Pom Pom

 I use video projection and installation to highlight episodic memory, particularly my remembrance of body shame while on my high school drill team. I explore the ritualistic nature of small town southern culture, the rigidity of the drill team and the lack of flexibility found within that structure. My video work is a journey through the ritual of trauma (pom pom 1) the scattered memory I carry (pom pom 4) and the alchemy of creating my own power through those experiences and memories.

The temporality of time and rhythm through the camera's lens allows my video work to build upon the oppressive structures placed on me in my youth. Finite pacing and a stripped color palette of black, white, and pink places the viewer in an intimate and uncomfortable performance. A relentless urgency builds psychologically through visual pacing, continuously interrupted and repeated. This manipulation of time and pacing brings the viewer into a cage of expectation and racing thoughts that show no sign of abating. 

Installation images from the solo exhibition Belonging, Sweet Lorraine Gallery, October 2024.

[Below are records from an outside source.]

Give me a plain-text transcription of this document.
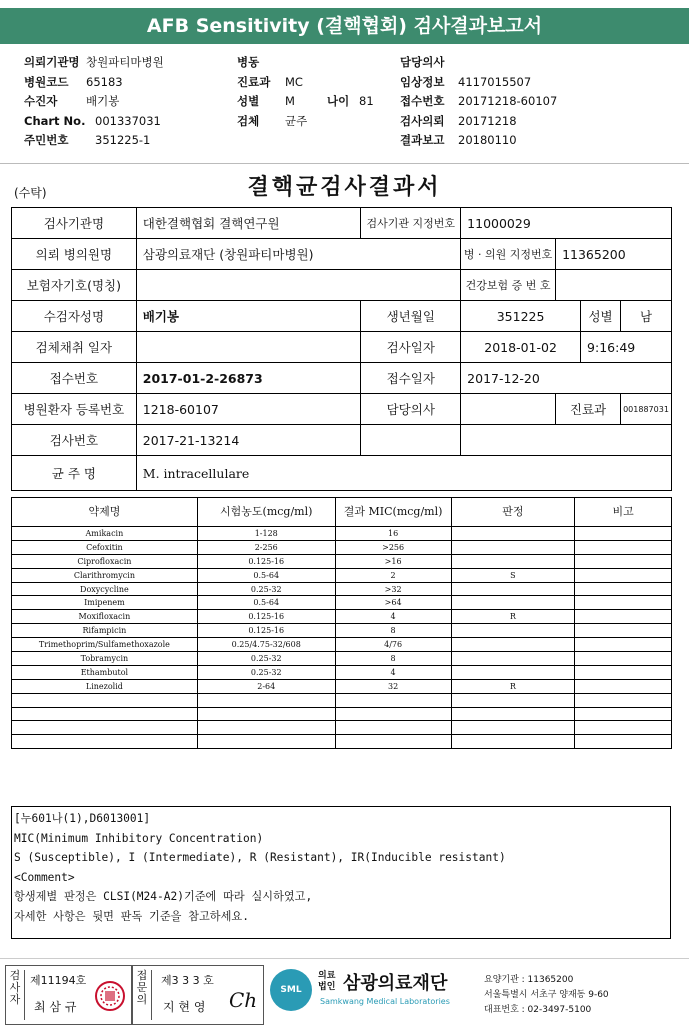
AFB Sensitivity (결핵협회) 검사결과보고서
의뢰기관명 창원파티마병원
병원코드 65183
수진자 배기봉
Chart No. 001337031
주민번호 351225-1
병동
진료과 MC
성별 M	나이 81
검체 균주
담당의사
임상정보 4117015507
접수번호 20171218-60107
검사의뢰 20171218
결과보고 20180110
(수탁)	결핵균검사결과서
검사기관명	대한결핵협회 결핵연구원	검사기관 지정번호	11000029			
의뢰 병의원명	삼광의료재단 (창원파티마병원)		병 · 의원 지정번호	11365200		
보험자기호(명칭)			건강보험 증 번 호			
수검자성명	배기봉	생년월일	351225		성별	남
검체채취 일자		검사일자	2018-01-02		9:16:49	
접수번호	2017-01-2-26873	접수일자	2017-12-20			
병원환자 등록번호	1218-60107	담당의사		진료과		001887031
검사번호	2017-21-13214					
균 주 명	M. intracellulare					
약제명	시험농도(mcg/ml)	결과 MIC(mcg/ml)	판정	비고
Amikacin	1-128	16		
Cefoxitin	2-256	>256		
Ciprofloxacin	0.125-16	>16		
Clarithromycin	0.5-64	2	S	
Doxycycline	0.25-32	>32		
Imipenem	0.5-64	>64		
Moxifloxacin	0.125-16	4	R	
Rifampicin	0.125-16	8		
Trimethoprim/Sulfamethoxazole	0.25/4.75-32/608	4/76		
Tobramycin	0.25-32	8		
Ethambutol	0.25-32	4		
Linezolid	2-64	32	R	

[누601나(1),D6013001]
MIC(Minimum Inhibitory Concentration)
S (Susceptible), I (Intermediate), R (Resistant), IR(Inducible resistant)
<Comment>
항생제별 판정은 CLSI(M24-A2)기준에 따라 실시하였고,
자세한 사항은 뒷면 판독 기준을 참고하세요.
검사자
제11194호
최 삼 규
접문의
제3 3 3 호
지 현 영 Ch	SML
의료 법인 삼광의료재단
Samkwang Medical Laboratories
요양기관 : 11365200
서울특별시 서초구 양재동 9-60
대표번호 : 02-3497-5100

Disabled Caregivers' Utopia

I am drawn to the idea of a Disabled Caregivers' Utopia and what that concept could mean for each person with a disability. Accessibility is a universal need, yet every individual’s experience is unique, and caregiving is equally complex. The support offered to disabled individuals—whether through programs, financial aid, mobility tools, or mental health services—varies widely. Likewise, the help required by disabled caregivers is multifaceted, encompassing both emotional and physical support, the embrace of community, co-parenting, and the experience of being “held by others as you hold your own.” There is so much to unpack within these overlapping roles and needs.

The term “utopia” has dual meanings in Greek: it can describe either “a place of ideal perfection, especially in laws, government, and social conditions,” or “an impractical scheme for social improvement.” The impracticality inherent in the latter definition gives me pause, particularly as a disabled individual. Many of the accommodations that would make my life easier—or simply equitable—are often dismissed as impractical or treated as afterthoughts by society.

The notion of “a place of ideal perfection” becomes especially fraught when viewed through the lens of a disabled body. The pursuit of perfection carries with it the implicit message that anything outside of that ideal is inherently “other.”

It is within this space of otherness that my caregiving exists. So, the question remains: where do we, as disabled caregivers, fit within the broader vision of a Caregivers’ Utopia?

Installation images from the group exhibition MAMA NEEDS A RAISE at Old Stone House, Brooklyn, 2024.